Numéro 119 - octobre 2015
Crise des réfugiés : quelques clarifications s'imposent !
DOI:
https://doi.org/10.14428/regardseco2015.10.02Keywords:
Economie et politique, Marché du travail, emploi et chômageAbstract
Ces dernières semaines, des milliers de migrants syriens et irakiens ont rejoint l'Europe pour tenter d'y obtenir le statut de réfugié politique. Selon toute vraisemblance, la Belgique pourrait en accueillir entre 25.000 et 30.000 en 2015. Bien que notre politique d'asile n'ait pas pour vocation de renforcer notre compétitivité ou d'améliorer le bien-être des natifs, les discussions autour de cette crise de l'asile sont de nature utilitariste : elles portent sur notre capacité d'absorption et sur les implications économiques pour l'économie belge et ses citoyens. Avec toute la prudence qui s'impose, ce numéro de Regards économiques discute les enjeux de cette crise pour l'économie belge.
Premièrement, les demandeurs d’asile sont parfois considérés comme des migrants visant principalement à bénéficier de notre protection sociale.

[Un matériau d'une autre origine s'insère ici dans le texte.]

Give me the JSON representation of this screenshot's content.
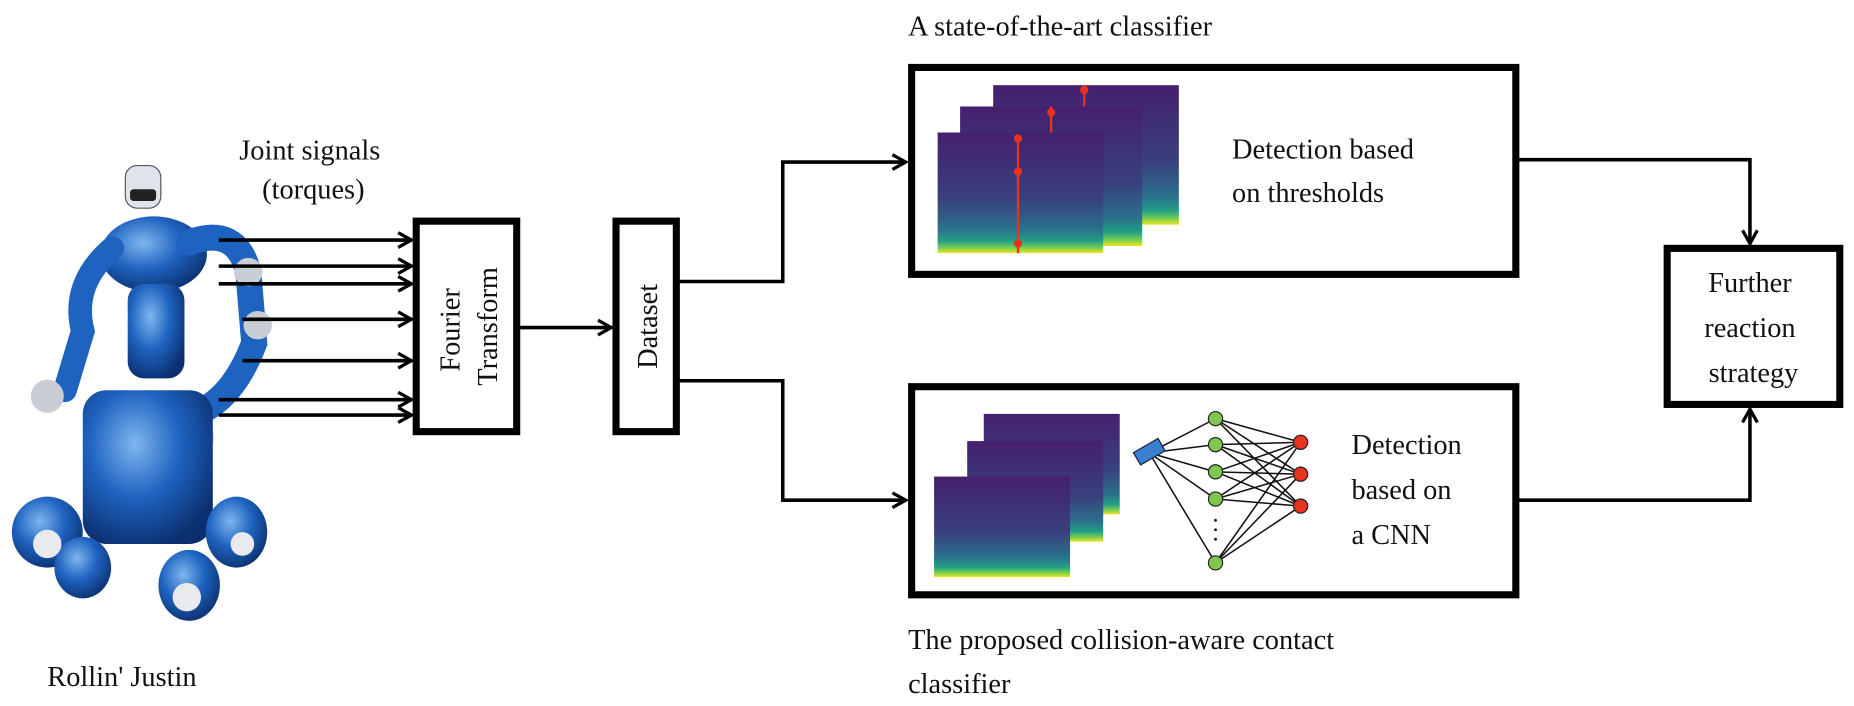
{
  "robot_label": "Rollin' Justin",
  "joint_signals_label": [
    "Joint signals",
    "(torques)"
  ],
  "fourier_box": [
    "Fourier",
    "Transform"
  ],
  "dataset_box": "Dataset",
  "top_branch": {
    "title": "A state-of-the-art classifier",
    "box_text": [
      "Detection based",
      "on thresholds"
    ]
  },
  "bottom_branch": {
    "title": [
      "The proposed collision-aware contact",
      "classifier"
    ],
    "box_text": [
      "Detection",
      "based on",
      "a CNN"
    ]
  },
  "output_box": [
    "Further",
    "reaction",
    "strategy"
  ]
}
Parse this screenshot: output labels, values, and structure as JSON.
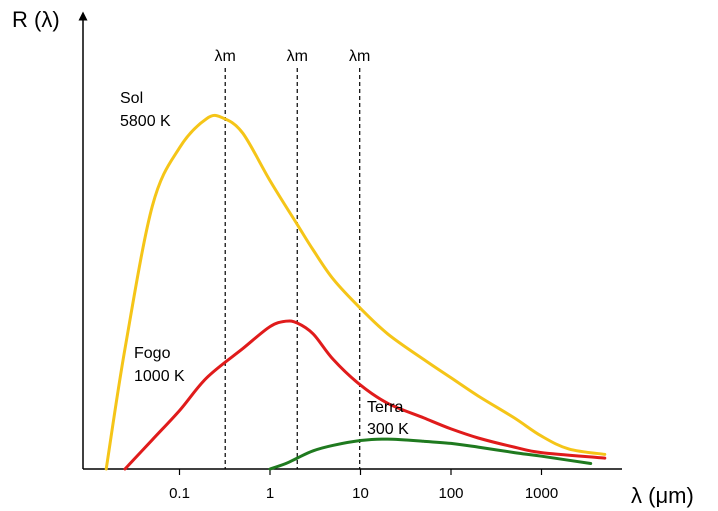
{
  "chart_data": {
    "type": "line",
    "title": "",
    "xlabel": "λ (μm)",
    "ylabel": "R (λ)",
    "x_scale": "log",
    "xlim": [
      0.012,
      12000
    ],
    "ylim": [
      0,
      1.0
    ],
    "grid": false,
    "x_ticks": [
      {
        "value": 0.1,
        "label": "0.1"
      },
      {
        "value": 1,
        "label": "1"
      },
      {
        "value": 10,
        "label": "10"
      },
      {
        "value": 100,
        "label": "100"
      },
      {
        "value": 1000,
        "label": "1000"
      }
    ],
    "markers": [
      {
        "x": 0.32,
        "label": "λm"
      },
      {
        "x": 2,
        "label": "λm"
      },
      {
        "x": 9.8,
        "label": "λm"
      }
    ],
    "series": [
      {
        "name_lines": [
          "Sol",
          "5800 K"
        ],
        "color": "#f5c518",
        "x": [
          0.0155,
          0.025,
          0.05,
          0.1,
          0.2,
          0.3,
          0.5,
          1,
          2,
          3,
          5,
          10,
          20,
          50,
          100,
          200,
          500,
          1000,
          2000,
          5000
        ],
        "y": [
          0.0,
          0.33,
          0.72,
          0.88,
          0.96,
          0.962,
          0.92,
          0.79,
          0.67,
          0.6,
          0.52,
          0.44,
          0.37,
          0.3,
          0.25,
          0.2,
          0.14,
          0.09,
          0.055,
          0.04
        ]
      },
      {
        "name_lines": [
          "Fogo",
          "1000 K"
        ],
        "color": "#e01b1b",
        "x": [
          0.025,
          0.05,
          0.1,
          0.2,
          0.5,
          1,
          1.5,
          2,
          3,
          5,
          10,
          20,
          50,
          100,
          200,
          500,
          1000,
          5000
        ],
        "y": [
          0.0,
          0.08,
          0.16,
          0.25,
          0.33,
          0.39,
          0.405,
          0.4,
          0.37,
          0.3,
          0.23,
          0.18,
          0.14,
          0.11,
          0.085,
          0.06,
          0.045,
          0.03
        ]
      },
      {
        "name_lines": [
          "Terra",
          "300 K"
        ],
        "color": "#1f7a1f",
        "x": [
          1,
          1.5,
          2,
          3,
          5,
          10,
          20,
          50,
          100,
          200,
          500,
          1000,
          3500
        ],
        "y": [
          0.0,
          0.015,
          0.03,
          0.05,
          0.065,
          0.078,
          0.082,
          0.076,
          0.07,
          0.06,
          0.045,
          0.035,
          0.015
        ]
      }
    ]
  }
}
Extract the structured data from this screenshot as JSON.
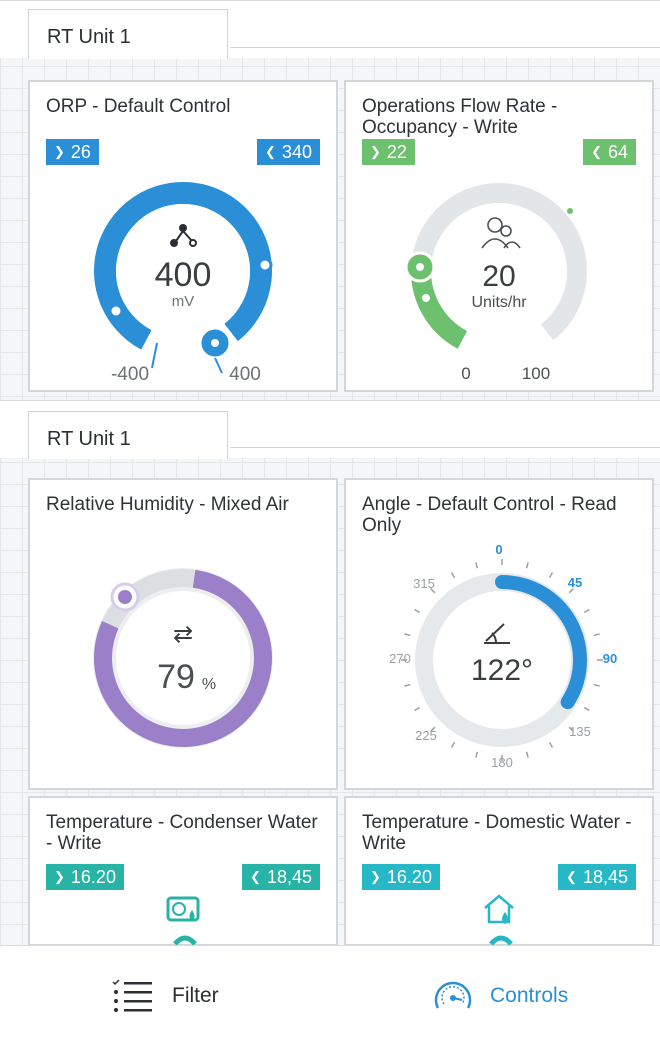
{
  "sections": [
    {
      "title": "RT Unit 1"
    },
    {
      "title": "RT Unit 1"
    }
  ],
  "cards": {
    "orp": {
      "title": "ORP - Default Control",
      "low": "26",
      "high": "340",
      "value": "400",
      "unit": "mV",
      "min_label": "-400",
      "max_label": "400",
      "icon": "network-icon",
      "color": "#2a8fd6"
    },
    "flow": {
      "title": "Operations Flow Rate - Occupancy - Write",
      "low": "22",
      "high": "64",
      "value": "20",
      "unit": "Units/hr",
      "min_label": "0",
      "max_label": "100",
      "icon": "people-icon",
      "color": "#6cc06e"
    },
    "humidity": {
      "title": "Relative Humidity - Mixed Air",
      "value": "79",
      "unit": "%",
      "icon": "shuffle-icon",
      "color": "#9b7fc9"
    },
    "angle": {
      "title": "Angle - Default Control - Read Only",
      "value": "122°",
      "ticks": [
        "0",
        "45",
        "90",
        "135",
        "180",
        "225",
        "270",
        "315"
      ],
      "icon": "angle-icon",
      "color": "#2a8fd6"
    },
    "temp_condenser": {
      "title": "Temperature - Condenser Water - Write",
      "low": "16.20",
      "high": "18,45",
      "icon": "condenser-icon",
      "color": "#27b3a5"
    },
    "temp_domestic": {
      "title": "Temperature - Domestic Water - Write",
      "low": "16.20",
      "high": "18,45",
      "icon": "domestic-water-icon",
      "color": "#27b8c8"
    }
  },
  "nav": {
    "filter_label": "Filter",
    "controls_label": "Controls",
    "accent": "#2a8fd6"
  }
}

Les faits indiquent qu'il est simpliste et erroné d'assimiler l'exode massif des syriens et irakiens à une migration économique. L'exode actuel est sans commune mesure avec les flux réguliers et avec les données d’intentions migratoires récoltées en régime de croisière; il constitue la seule réponse possible à l'un des conflits internes les plus meurtriers de ces dernières décennies.
Deuxièmement, les enquêtes d’opinion révèlent qu’une partie importante de la population perçoit des effets négatifs de l’immigration sur le marché du travail et les finances publiques, mais aussi sur la sécurité nationale ou la cohésion sociale. Ces perceptions ne sont pas confirmées par les études académiques qui montrent qu’à son niveau actuel, l'immigration engendre des effets faibles et souvent positifs. Ceci ne signifie aucunement qu'une augmentation illimitée de l'immigration est économiquement souhaitable ou qu’elle ne génère pas des poches locales de chômage ou des tensions sociales.
Troisièmement, l'impact économique de la politique d'asile peut différer de celui de l'immigration traditionnelle à deux égards, le timing et la composition des flux. Sur la question du timing, il est clair que l'évolution du nombre de demandeurs d'asile est caractérisée par des pics temporaires importants. Ces pics peuvent, en théorie, engendrer des coûts d'ajustement important à court terme. Toutefois, les observations du passé (crises de l’asile de 1994 ou de 2000), révèlent plutôt une relation inverse entre la demande d'asile et le taux de chômage. Sur la question de la composition des flux, les données suggèrent que les jeunes adultes syriens et irakiens qui composent les flux de demandeurs d’asile sont susceptibles d’être relativement bien diplômés, ce qui les rend plus facilement assimilables à moyen terme.
En bref, des incertitudes pèsent sur l'ampleur des effets de la crise de l'asile sur l'économie belge, mais il y a de fortes raisons de penser que cette crise peut être transformée en opportunité à moyen terme. Tout doit être mis en œuvre pour faciliter l'intégration économique et sociale des demandeurs d'asile et réfugiés. Il en va de notre intérêt commun.